Vancouver’s InSite facility, the first of its kind in Canada, prevents hundreds of overdose deaths each year and offers entries towards recovery.
“As InSite and others have demonstrated, it’s not a good time to have that conversation when someone is in withdrawal and suffering from seeking their next substance. When they are calm and the immediacy of that anxiety has been addressed, then that is a good time to have a conversation about what they need, what they want and what recovery might look like for them,” Oudshoorn said.
“It’s very effective; they’ve seen folks moving into withdrawal management, residential treatment, counselling – all sorts of long-term supports – and that will be an important part of the model here,” he added.
What makes London’s site and plans for a future facility promising is the collaboration and integration of community services, support agencies and healthcare providers, he continued.
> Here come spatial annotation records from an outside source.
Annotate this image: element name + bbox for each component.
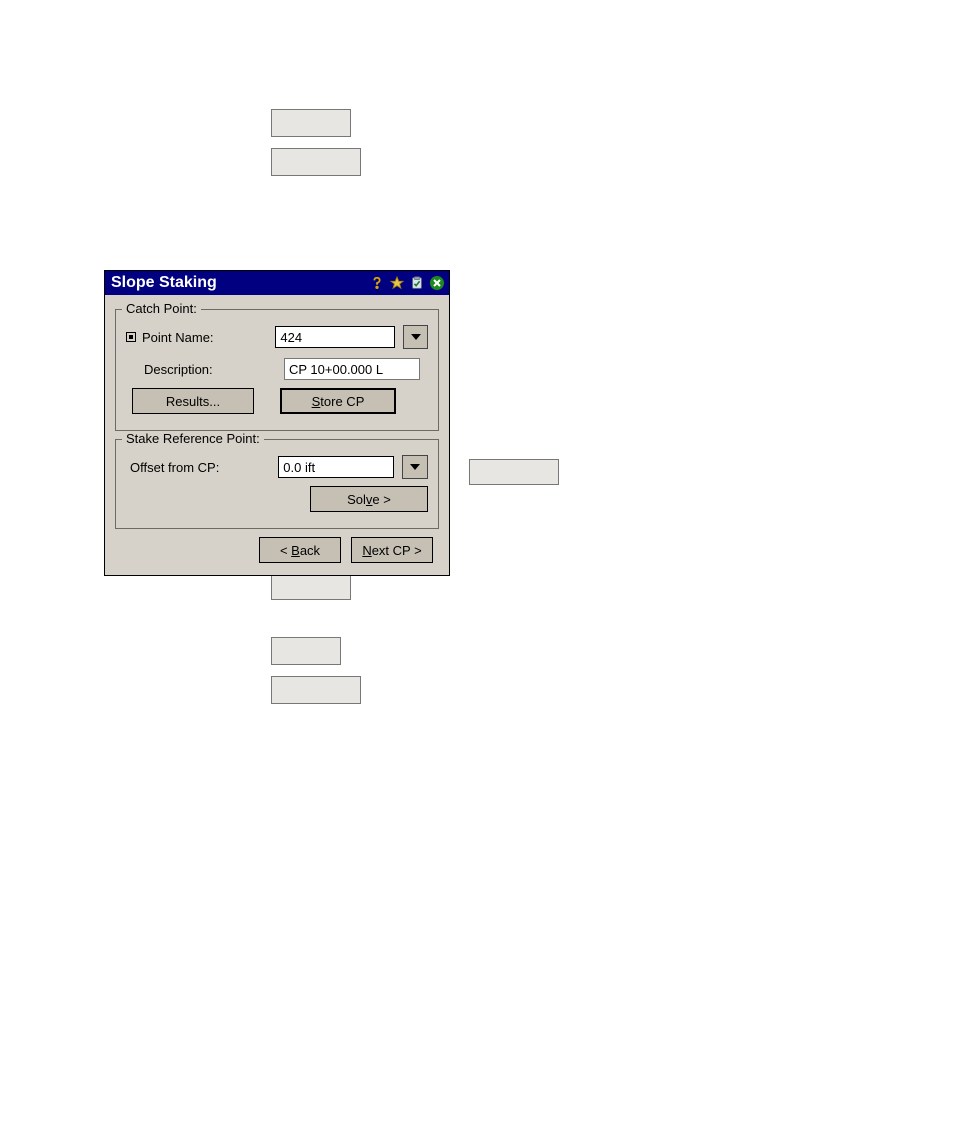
ghost-button-3 xyxy=(469,459,559,485)
clipboard-icon[interactable] xyxy=(409,275,425,291)
offset-input[interactable] xyxy=(278,456,394,478)
solve-button[interactable]: Solve > xyxy=(310,486,428,512)
results-button[interactable]: Results... xyxy=(132,388,254,414)
point-name-input[interactable] xyxy=(275,326,395,348)
ghost-button-5 xyxy=(271,637,341,665)
ghost-button-1 xyxy=(271,109,351,137)
description-input[interactable] xyxy=(284,358,420,380)
close-icon[interactable] xyxy=(429,275,445,291)
stake-reference-group: Stake Reference Point: Offset from CP: S… xyxy=(115,439,439,529)
help-icon[interactable] xyxy=(369,275,385,291)
point-name-toggle-icon[interactable] xyxy=(126,332,136,342)
titlebar: Slope Staking xyxy=(105,271,449,295)
dialog-footer: < Back Next CP > xyxy=(111,537,443,567)
catch-point-legend: Catch Point: xyxy=(122,301,201,316)
next-cp-button[interactable]: Next CP > xyxy=(351,537,433,563)
ghost-button-4 xyxy=(271,572,351,600)
slope-staking-dialog: Slope Staking Catch Point: xyxy=(104,270,450,576)
back-button[interactable]: < Back xyxy=(259,537,341,563)
stake-reference-legend: Stake Reference Point: xyxy=(122,431,264,446)
dialog-title: Slope Staking xyxy=(111,274,369,292)
store-cp-button[interactable]: Store CP xyxy=(280,388,396,414)
ghost-button-2 xyxy=(271,148,361,176)
star-icon[interactable] xyxy=(389,275,405,291)
offset-dropdown-button[interactable] xyxy=(402,455,428,479)
description-label: Description: xyxy=(144,362,213,377)
results-button-label: Results... xyxy=(166,394,220,409)
ghost-button-6 xyxy=(271,676,361,704)
offset-label: Offset from CP: xyxy=(130,460,219,475)
catch-point-group: Catch Point: Point Name: Description: xyxy=(115,309,439,431)
point-name-dropdown-button[interactable] xyxy=(403,325,428,349)
point-name-label: Point Name: xyxy=(142,330,214,345)
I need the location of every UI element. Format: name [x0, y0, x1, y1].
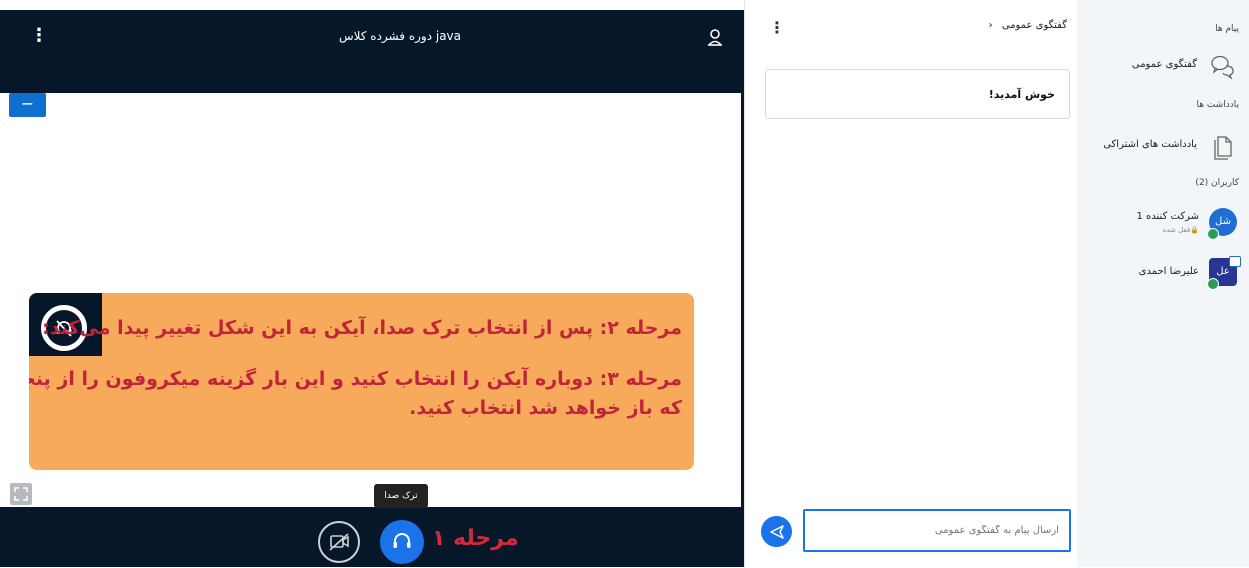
presenter-icon — [1229, 256, 1241, 267]
chat-bubbles-icon — [1209, 52, 1237, 80]
media-control-bar — [0, 507, 744, 567]
sidebar-item-label: گفتگوی عمومی — [1131, 59, 1197, 70]
presentation-area: ⋮ دوره فشرده کلاس java − مرحله ۲: پس از … — [0, 0, 744, 567]
chat-panel: ⋮ گفتگوی عمومی ‹ خوش آمدید! — [744, 0, 1077, 567]
meeting-title: دوره فشرده کلاس java — [338, 29, 462, 43]
options-menu-icon[interactable]: ⋮ — [30, 26, 48, 48]
headset-status-icon — [1207, 228, 1219, 240]
user-status: 🔒قفل شده — [1162, 226, 1199, 234]
sidebar-item-label: یادداشت های اشتراکی — [1103, 139, 1197, 150]
chat-options-icon[interactable]: ⋮ — [769, 18, 785, 37]
step-1-label: مرحله ۱ — [432, 526, 519, 551]
user-icon[interactable] — [704, 27, 726, 49]
instruction-step-2: مرحله ۲: پس از انتخاب ترک صدا، آیکن به ا… — [42, 317, 682, 339]
headset-status-icon — [1207, 278, 1219, 290]
lock-icon: 🔒 — [1190, 226, 1199, 234]
fullscreen-icon[interactable] — [10, 483, 32, 505]
welcome-text: خوش آمدید! — [988, 88, 1055, 101]
user-name: علیرضا احمدی — [1138, 266, 1199, 277]
chat-back-link[interactable]: گفتگوی عمومی ‹ — [989, 20, 1067, 31]
messages-heading: پیام ها — [1215, 24, 1239, 34]
document-icon — [1209, 132, 1237, 160]
welcome-message: خوش آمدید! — [765, 69, 1070, 119]
user-list-sidebar: پیام ها گفتگوی عمومی یادداشت ها یادداشت … — [1077, 0, 1249, 567]
notes-heading: یادداشت ها — [1196, 100, 1240, 110]
users-heading: کاربران (2) — [1195, 178, 1239, 188]
send-message-button[interactable] — [761, 516, 792, 547]
user-list-item[interactable]: عل علیرضا احمدی — [1077, 256, 1249, 296]
instruction-box: مرحله ۲: پس از انتخاب ترک صدا، آیکن به ا… — [29, 293, 694, 470]
presentation-top-bar: ⋮ دوره فشرده کلاس java — [0, 10, 744, 93]
sidebar-item-public-chat[interactable]: گفتگوی عمومی — [1077, 48, 1249, 84]
minimize-presentation-button[interactable]: − — [9, 93, 46, 117]
chevron-left-icon: ‹ — [988, 20, 993, 31]
chat-title: گفتگوی عمومی — [1001, 20, 1067, 31]
leave-audio-tooltip: ترک صدا — [374, 484, 428, 508]
user-name: شرکت کننده 1 — [1136, 211, 1200, 222]
user-list-item[interactable]: شل شرکت کننده 1 🔒قفل شده — [1077, 206, 1249, 246]
leave-audio-button[interactable] — [380, 520, 424, 564]
instruction-step-3-line-1: مرحله ۳: دوباره آیکن را انتخاب کنید و ای… — [29, 368, 682, 390]
sidebar-item-shared-notes[interactable]: یادداشت های اشتراکی — [1077, 128, 1249, 164]
instruction-step-3-line-2: که باز خواهد شد انتخاب کنید. — [409, 397, 682, 419]
share-webcam-button[interactable] — [318, 521, 360, 563]
chat-message-input[interactable] — [803, 509, 1071, 552]
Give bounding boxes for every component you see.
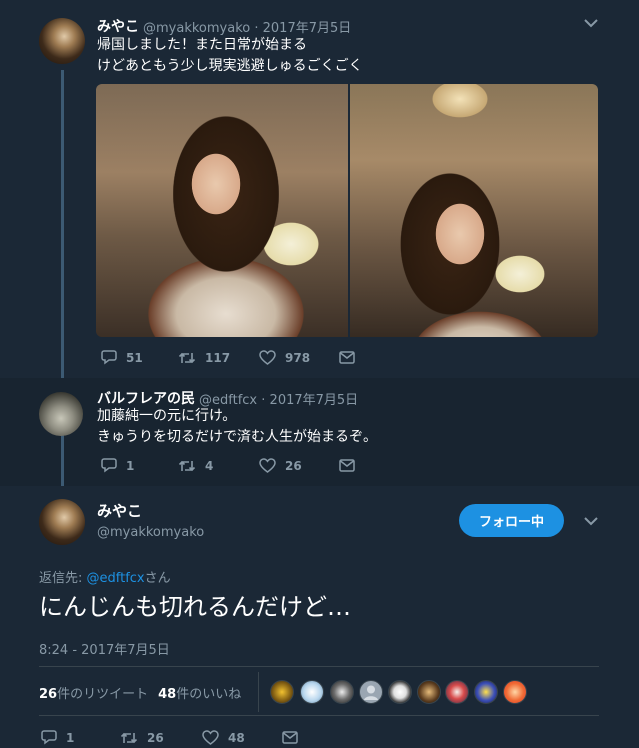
liker-avatar[interactable]	[503, 680, 527, 704]
dm-button[interactable]	[339, 459, 355, 472]
avatar[interactable]	[39, 499, 85, 545]
like-button[interactable]: 978	[259, 350, 339, 365]
like-count: 48	[228, 730, 245, 745]
liker-avatar[interactable]	[330, 680, 354, 704]
stats-separator	[258, 672, 259, 712]
tweet-date[interactable]: 2017年7月5日	[263, 21, 352, 36]
reply-icon	[101, 458, 117, 473]
liker-avatar[interactable]	[474, 680, 498, 704]
following-button[interactable]: フォロー中	[459, 504, 564, 537]
divider	[39, 666, 599, 667]
like-stat[interactable]: 48件のいいね	[158, 683, 241, 702]
reply-button[interactable]: 1	[41, 730, 120, 745]
user-handle[interactable]: @myakkomyako	[143, 21, 250, 36]
thread-line	[61, 70, 64, 378]
reply-count: 51	[126, 350, 143, 365]
tweet-meta: @myakkomyako · 2017年7月5日	[143, 17, 351, 36]
reply-count: 1	[66, 730, 75, 745]
divider	[39, 715, 599, 716]
reply-context: 返信先: @edftfcxさん	[39, 567, 171, 586]
dm-icon	[339, 351, 355, 364]
liker-avatar[interactable]	[417, 680, 441, 704]
separator: ·	[254, 21, 259, 36]
tweet-actions: 1 4 26	[101, 458, 355, 473]
retweet-icon	[178, 460, 196, 471]
avatar[interactable]	[39, 392, 83, 436]
display-name[interactable]: みやこ	[97, 500, 142, 521]
reply-button[interactable]: 1	[101, 458, 178, 473]
reply-icon	[41, 730, 57, 745]
liker-avatar[interactable]	[300, 680, 324, 704]
user-handle[interactable]: @myakkomyako	[97, 525, 204, 540]
retweet-stat[interactable]: 26件のリツイート	[39, 683, 148, 702]
reply-button[interactable]: 51	[101, 350, 178, 365]
retweet-button[interactable]: 117	[178, 351, 259, 365]
tweet-text-line-1: 帰国しました！また日常が始まる	[97, 37, 307, 53]
reply-count: 1	[126, 458, 135, 473]
tweet-photo-2[interactable]	[350, 84, 598, 337]
tweet-text-line-2: けどあともう少し現実逃避しゅるごくごく	[97, 58, 363, 74]
tweet-actions: 1 26 48	[41, 730, 298, 745]
dm-button[interactable]	[339, 351, 355, 364]
engagement-stats: 26件のリツイート 48件のいいね	[39, 683, 241, 702]
dm-icon	[339, 459, 355, 472]
like-icon	[202, 730, 219, 745]
retweet-button[interactable]: 26	[120, 731, 202, 745]
display-name[interactable]: バルフレアの民	[97, 388, 195, 408]
tweet-text-line-2: きゅうりを切るだけで済む人生が始まるぞ。	[97, 429, 377, 445]
like-total: 48	[158, 687, 177, 702]
default-avatar-icon[interactable]	[359, 680, 383, 704]
reply-prefix: 返信先:	[39, 571, 87, 586]
retweet-icon	[120, 732, 138, 743]
chevron-down-icon[interactable]	[584, 16, 598, 32]
liker-avatar[interactable]	[270, 680, 294, 704]
tweet-photo-1[interactable]	[96, 84, 348, 337]
retweet-total: 26	[39, 687, 58, 702]
separator: ·	[261, 393, 266, 408]
like-button[interactable]: 26	[259, 458, 339, 473]
like-stat-label: 件のいいね	[176, 687, 242, 702]
retweet-icon	[178, 352, 196, 363]
display-name[interactable]: みやこ	[97, 16, 139, 36]
retweet-count: 4	[205, 458, 214, 473]
reply-suffix: さん	[144, 571, 171, 586]
chevron-down-icon[interactable]	[584, 514, 598, 530]
retweet-stat-label: 件のリツイート	[57, 687, 149, 702]
reply-to-link[interactable]: @edftfcx	[87, 571, 145, 586]
tweet-text-line-1: 加藤純一の元に行け。	[97, 408, 237, 424]
tweet-text: にんじんも切れるんだけど…	[39, 593, 351, 621]
avatar[interactable]	[39, 18, 85, 64]
like-count: 978	[285, 350, 311, 365]
dm-button[interactable]	[282, 731, 298, 744]
liker-avatar[interactable]	[445, 680, 469, 704]
like-icon	[259, 350, 276, 365]
retweet-button[interactable]: 4	[178, 459, 259, 473]
tweet-date[interactable]: 2017年7月5日	[270, 393, 359, 408]
like-button[interactable]: 48	[202, 730, 282, 745]
dm-icon	[282, 731, 298, 744]
thread-line	[61, 434, 64, 486]
retweet-count: 26	[147, 730, 164, 745]
retweet-count: 117	[205, 350, 231, 365]
tweet-actions: 51 117 978	[101, 350, 355, 365]
liker-avatar[interactable]	[388, 680, 412, 704]
reply-icon	[101, 350, 117, 365]
like-icon	[259, 458, 276, 473]
tweet-timestamp[interactable]: 8:24 - 2017年7月5日	[39, 639, 170, 658]
like-count: 26	[285, 458, 302, 473]
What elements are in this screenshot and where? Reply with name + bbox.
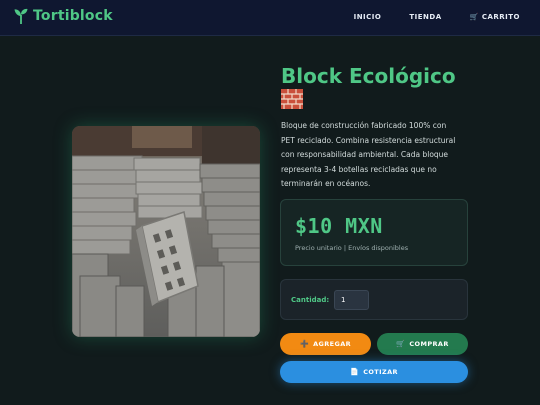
add-to-cart-button[interactable]: ➕ AGREGAR [280, 333, 371, 355]
product-price: $10 MXN [295, 214, 383, 238]
brand-name: Tortiblock [33, 8, 113, 24]
quantity-card: Cantidad: [280, 279, 468, 320]
nav-link-carrito-label: CARRITO [481, 13, 520, 21]
buy-button-label: COMPRAR [409, 340, 449, 348]
concrete-blocks-photo [72, 126, 260, 337]
nav-link-tienda[interactable]: TIENDA [409, 13, 441, 21]
cart-icon: 🛒 [469, 13, 479, 21]
quote-button[interactable]: 📄 COTIZAR [280, 361, 468, 383]
price-note: Precio unitario | Envíos disponibles [295, 244, 409, 252]
navbar: Tortiblock INICIO TIENDA 🛒 CARRITO [0, 0, 540, 36]
product-description: Bloque de construcción fabricado 100% co… [281, 121, 456, 188]
nav-link-inicio[interactable]: INICIO [354, 13, 382, 21]
document-icon: 📄 [350, 368, 360, 376]
brick-icon [281, 89, 303, 109]
quantity-input[interactable] [334, 290, 369, 310]
product-title: Block Ecológico [281, 64, 456, 88]
quote-button-label: COTIZAR [363, 368, 398, 376]
cart-icon: 🛒 [396, 340, 406, 348]
nav-link-carrito[interactable]: 🛒 CARRITO [470, 13, 520, 21]
price-card: $10 MXN Precio unitario | Envíos disponi… [280, 199, 468, 266]
plus-icon: ➕ [299, 340, 310, 348]
brand-logo[interactable]: Tortiblock [14, 8, 113, 24]
nav-links: INICIO TIENDA 🛒 CARRITO [354, 13, 520, 21]
add-button-label: AGREGAR [313, 340, 352, 348]
product-image [72, 126, 260, 337]
sprout-icon [14, 8, 28, 24]
quantity-label: Cantidad: [291, 296, 330, 304]
buy-button[interactable]: 🛒 COMPRAR [377, 333, 468, 355]
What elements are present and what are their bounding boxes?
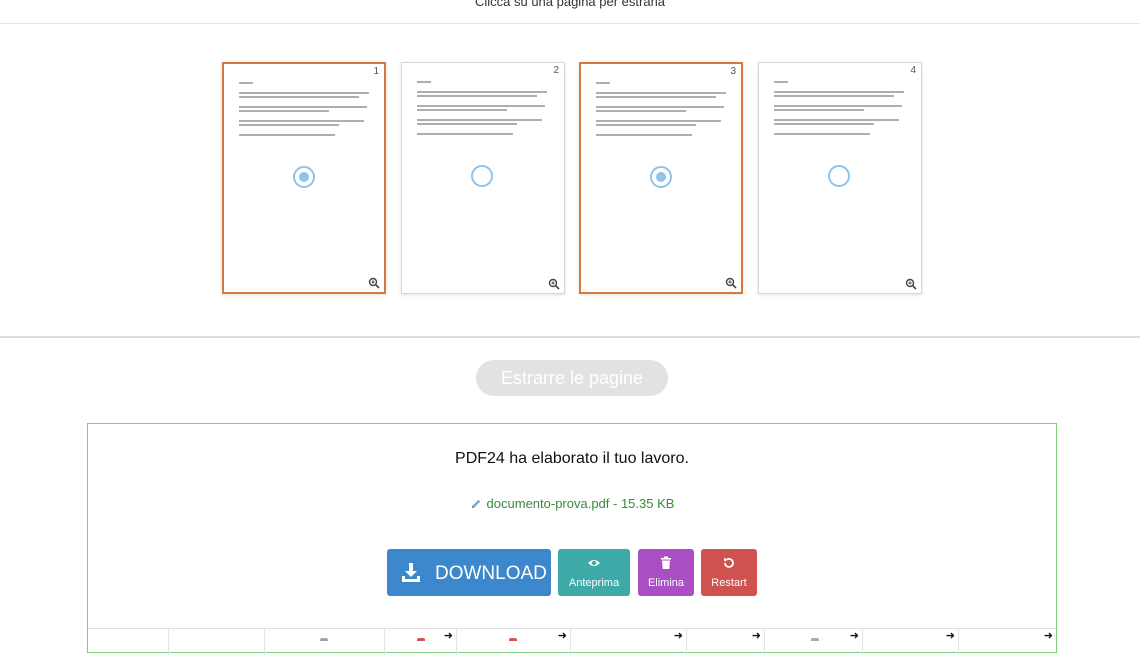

The health unit, the London Homeless Coalition, the mayor’s poverty panel, research centres, healthcare and addiction service providers are working together to promote health and address overdose deaths in the community.
Oudshoorn said this collaborative approach helped lead the province to a rapid approval of the city’s proposal for a site.
“Five years ago, when there wasn’t the same political will towards this, there wasn’t the same community will, either,” Oudshoorn said.
He credits municipal and provincial leaders for recognizing something needed to be done to address overdose deaths in our communities.
“While you still hear some concerns, I think there’s much more general acceptance that overdose deaths should be prevented and we need to have more pragmatic solutions to addressing that. Part of that is just leadership saying everyone in the community matters and we need to be concerned about everyone. This is one way we can help improve health outcomes for people who have some of the poorest health outcomes in our community.”